Detroit had clearly changed since the 1970s; the population had plummeted from more than 1,500,000 to just over 710,000. Still, traversing the streets of Detroit was sometimes for Jordano like stepping back into a pair of old, well-worn shoes.
Only two large buildings had been erected in the downtown area in the time he was away, and through they were abandoned, old structures remained standing. “It felt like I had merely picked up where I had left off in 1977,” Jordano says, “The city hadn’t grown in the past 50 years, locking it into some kind of strange time capsule.”
By day, he consumed tanks of gas chasing from one corner of the city to the next in search of people with stories to tell, and more recently, he also wandered out at night to capture a sleepier, quieter side of Detroit. Detroit Nocturne is his ode to the still-kicking metropolis after dark.
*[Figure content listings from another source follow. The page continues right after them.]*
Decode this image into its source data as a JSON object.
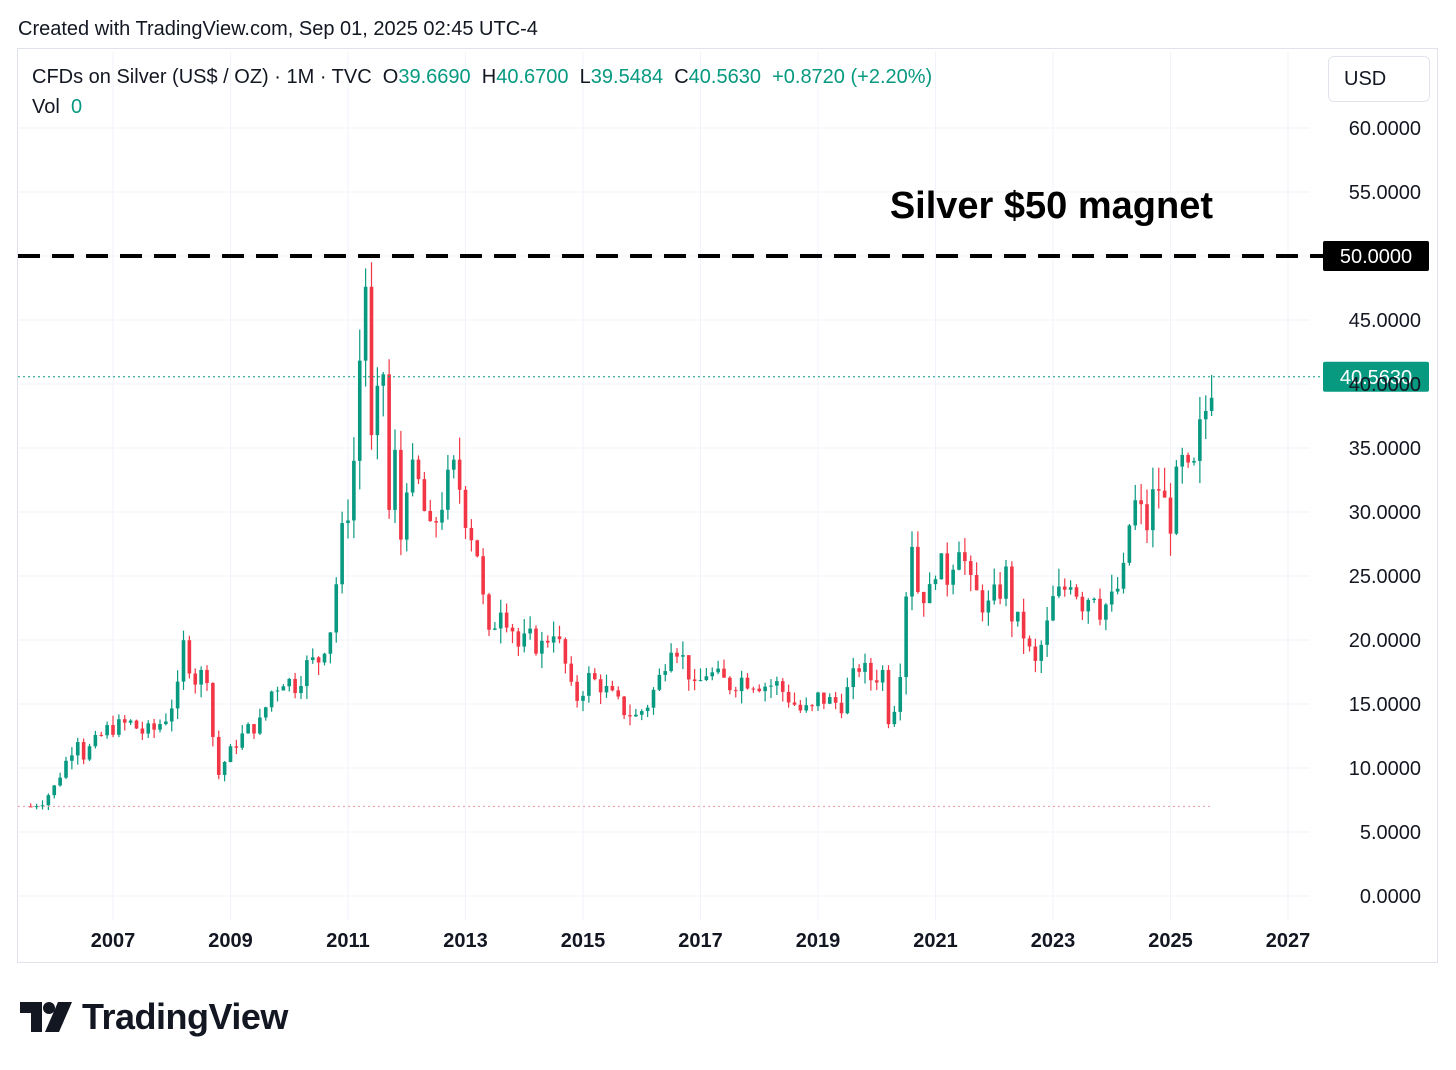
{
  "header": {
    "created_text": "Created with TradingView.com, Sep 01, 2025 02:45 UTC-4"
  },
  "legend": {
    "symbol": "CFDs on Silver (US$ / OZ) · 1M · TVC",
    "o_label": "O",
    "o_value": "39.6690",
    "h_label": "H",
    "h_value": "40.6700",
    "l_label": "L",
    "l_value": "39.5484",
    "c_label": "C",
    "c_value": "40.5630",
    "change": "+0.8720 (+2.20%)",
    "vol_label": "Vol",
    "vol_value": "0"
  },
  "currency_button": "USD",
  "footer": {
    "brand": "TradingView"
  },
  "colors": {
    "up": "#089981",
    "down": "#F23645",
    "grid": "#f0f3fa",
    "text": "#131722"
  },
  "chart_data": {
    "type": "candlestick",
    "interval": "1M",
    "annotation": "Silver $50 magnet",
    "reference_line": {
      "value": 50,
      "label": "50.0000",
      "style": "dashed"
    },
    "last_price": {
      "value": 40.563,
      "label": "40.5630"
    },
    "y_ticks": [
      "0.0000",
      "5.0000",
      "10.0000",
      "15.0000",
      "20.0000",
      "25.0000",
      "30.0000",
      "35.0000",
      "40.0000",
      "45.0000",
      "50.0000",
      "55.0000",
      "60.0000"
    ],
    "x_ticks": [
      "2007",
      "2009",
      "2011",
      "2013",
      "2015",
      "2017",
      "2019",
      "2021",
      "2023",
      "2025",
      "2027"
    ],
    "ylim": [
      0,
      60
    ],
    "xlim": [
      2005.55,
      2027.2
    ],
    "grid": true,
    "approx_monthly_close": [
      [
        2005.6,
        7.0
      ],
      [
        2005.8,
        7.4
      ],
      [
        2006.0,
        8.5
      ],
      [
        2006.2,
        10.5
      ],
      [
        2006.4,
        12.5
      ],
      [
        2006.5,
        11.0
      ],
      [
        2006.7,
        12.0
      ],
      [
        2006.9,
        13.0
      ],
      [
        2007.1,
        13.3
      ],
      [
        2007.3,
        13.5
      ],
      [
        2007.5,
        12.8
      ],
      [
        2007.7,
        13.0
      ],
      [
        2007.9,
        14.0
      ],
      [
        2008.1,
        16.0
      ],
      [
        2008.2,
        19.5
      ],
      [
        2008.4,
        17.0
      ],
      [
        2008.6,
        17.5
      ],
      [
        2008.7,
        12.5
      ],
      [
        2008.8,
        9.5
      ],
      [
        2008.9,
        10.5
      ],
      [
        2009.1,
        12.0
      ],
      [
        2009.3,
        13.0
      ],
      [
        2009.5,
        13.5
      ],
      [
        2009.7,
        16.0
      ],
      [
        2009.9,
        17.0
      ],
      [
        2010.1,
        16.5
      ],
      [
        2010.3,
        18.0
      ],
      [
        2010.5,
        18.5
      ],
      [
        2010.7,
        21.0
      ],
      [
        2010.9,
        28.0
      ],
      [
        2011.0,
        30.5
      ],
      [
        2011.1,
        34.0
      ],
      [
        2011.2,
        42.0
      ],
      [
        2011.3,
        48.0
      ],
      [
        2011.4,
        35.0
      ],
      [
        2011.5,
        38.0
      ],
      [
        2011.6,
        41.0
      ],
      [
        2011.7,
        30.0
      ],
      [
        2011.8,
        34.0
      ],
      [
        2011.9,
        28.0
      ],
      [
        2012.0,
        33.0
      ],
      [
        2012.2,
        32.0
      ],
      [
        2012.4,
        28.0
      ],
      [
        2012.6,
        31.0
      ],
      [
        2012.8,
        33.0
      ],
      [
        2012.9,
        32.0
      ],
      [
        2013.0,
        30.0
      ],
      [
        2013.2,
        27.0
      ],
      [
        2013.3,
        23.0
      ],
      [
        2013.4,
        20.0
      ],
      [
        2013.6,
        23.0
      ],
      [
        2013.8,
        21.0
      ],
      [
        2013.9,
        19.5
      ],
      [
        2014.1,
        20.0
      ],
      [
        2014.3,
        19.5
      ],
      [
        2014.5,
        21.0
      ],
      [
        2014.7,
        18.0
      ],
      [
        2014.8,
        16.0
      ],
      [
        2014.9,
        15.5
      ],
      [
        2015.1,
        17.0
      ],
      [
        2015.3,
        16.5
      ],
      [
        2015.5,
        15.5
      ],
      [
        2015.7,
        14.5
      ],
      [
        2015.9,
        14.0
      ],
      [
        2016.1,
        15.0
      ],
      [
        2016.3,
        17.0
      ],
      [
        2016.5,
        20.0
      ],
      [
        2016.6,
        19.5
      ],
      [
        2016.8,
        17.5
      ],
      [
        2016.9,
        16.0
      ],
      [
        2017.1,
        17.5
      ],
      [
        2017.3,
        17.0
      ],
      [
        2017.5,
        16.5
      ],
      [
        2017.7,
        17.0
      ],
      [
        2017.9,
        16.8
      ],
      [
        2018.1,
        16.5
      ],
      [
        2018.3,
        16.5
      ],
      [
        2018.5,
        15.5
      ],
      [
        2018.7,
        14.5
      ],
      [
        2018.9,
        14.5
      ],
      [
        2019.0,
        15.5
      ],
      [
        2019.2,
        15.2
      ],
      [
        2019.4,
        15.0
      ],
      [
        2019.6,
        17.0
      ],
      [
        2019.7,
        18.0
      ],
      [
        2019.9,
        17.0
      ],
      [
        2020.1,
        17.5
      ],
      [
        2020.2,
        14.0
      ],
      [
        2020.3,
        15.0
      ],
      [
        2020.4,
        18.0
      ],
      [
        2020.5,
        24.0
      ],
      [
        2020.6,
        28.0
      ],
      [
        2020.7,
        24.0
      ],
      [
        2020.9,
        23.5
      ],
      [
        2021.0,
        26.0
      ],
      [
        2021.2,
        25.0
      ],
      [
        2021.4,
        28.0
      ],
      [
        2021.5,
        26.0
      ],
      [
        2021.6,
        24.0
      ],
      [
        2021.8,
        23.0
      ],
      [
        2021.9,
        22.5
      ],
      [
        2022.1,
        24.0
      ],
      [
        2022.2,
        25.0
      ],
      [
        2022.3,
        22.0
      ],
      [
        2022.5,
        20.5
      ],
      [
        2022.6,
        19.0
      ],
      [
        2022.7,
        18.0
      ],
      [
        2022.9,
        21.0
      ],
      [
        2023.0,
        23.0
      ],
      [
        2023.2,
        24.0
      ],
      [
        2023.3,
        25.0
      ],
      [
        2023.5,
        23.0
      ],
      [
        2023.7,
        24.0
      ],
      [
        2023.8,
        22.5
      ],
      [
        2024.0,
        23.0
      ],
      [
        2024.2,
        25.0
      ],
      [
        2024.3,
        29.0
      ],
      [
        2024.4,
        30.5
      ],
      [
        2024.6,
        29.0
      ],
      [
        2024.7,
        31.0
      ],
      [
        2024.8,
        32.0
      ],
      [
        2024.9,
        30.5
      ],
      [
        2025.0,
        29.5
      ],
      [
        2025.1,
        32.0
      ],
      [
        2025.2,
        33.5
      ],
      [
        2025.3,
        32.5
      ],
      [
        2025.4,
        33.0
      ],
      [
        2025.5,
        36.0
      ],
      [
        2025.6,
        38.0
      ],
      [
        2025.7,
        40.563
      ]
    ]
  }
}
In many ways, Jordano feels the press and the public has misrepresented or misunderstood Detroit. In an interview with Feature Shoot in 2012, he said, “Detroit is not just the city of apocalyptic death and decay that everyone has portrayed in the media, but a microcosm of several communities built on perseverance.”
That idea remains at the heart of the nighttime series. People are rarely pictured here, but every picture is about people— the things they’ve built, and the things they’ve left behind, and the things to which they have returned.
Still, Jordano isn’t seeing through rose-tinted lenses. He does mourn for Detroit in a way, and he can’t help but feel the sting of all the promises this city made and then broke. His photographs of storefronts and houses after dark are by turns melancholy and joyous. These businesses, he suggests, are what kept Detroit alive. “Long-established Ma and Pa shops sustain themselves not only because they have nowhere else to go, but also because they have a vested interest in the wellbeing of their communities,” the artist says, “I think there is an inherent loyalty in many of the businesses.”
The most special time to be out making pictures, Jordano explains, is between midnight and 3:00 in the morning, when the city is at rest but charged and alive. It’s serene being out here alone, though the photographer never lets his guard down completely. Staying out alone is taking a chance, but it’s one he’d make over and over again: “The results certainly outweigh the risks.”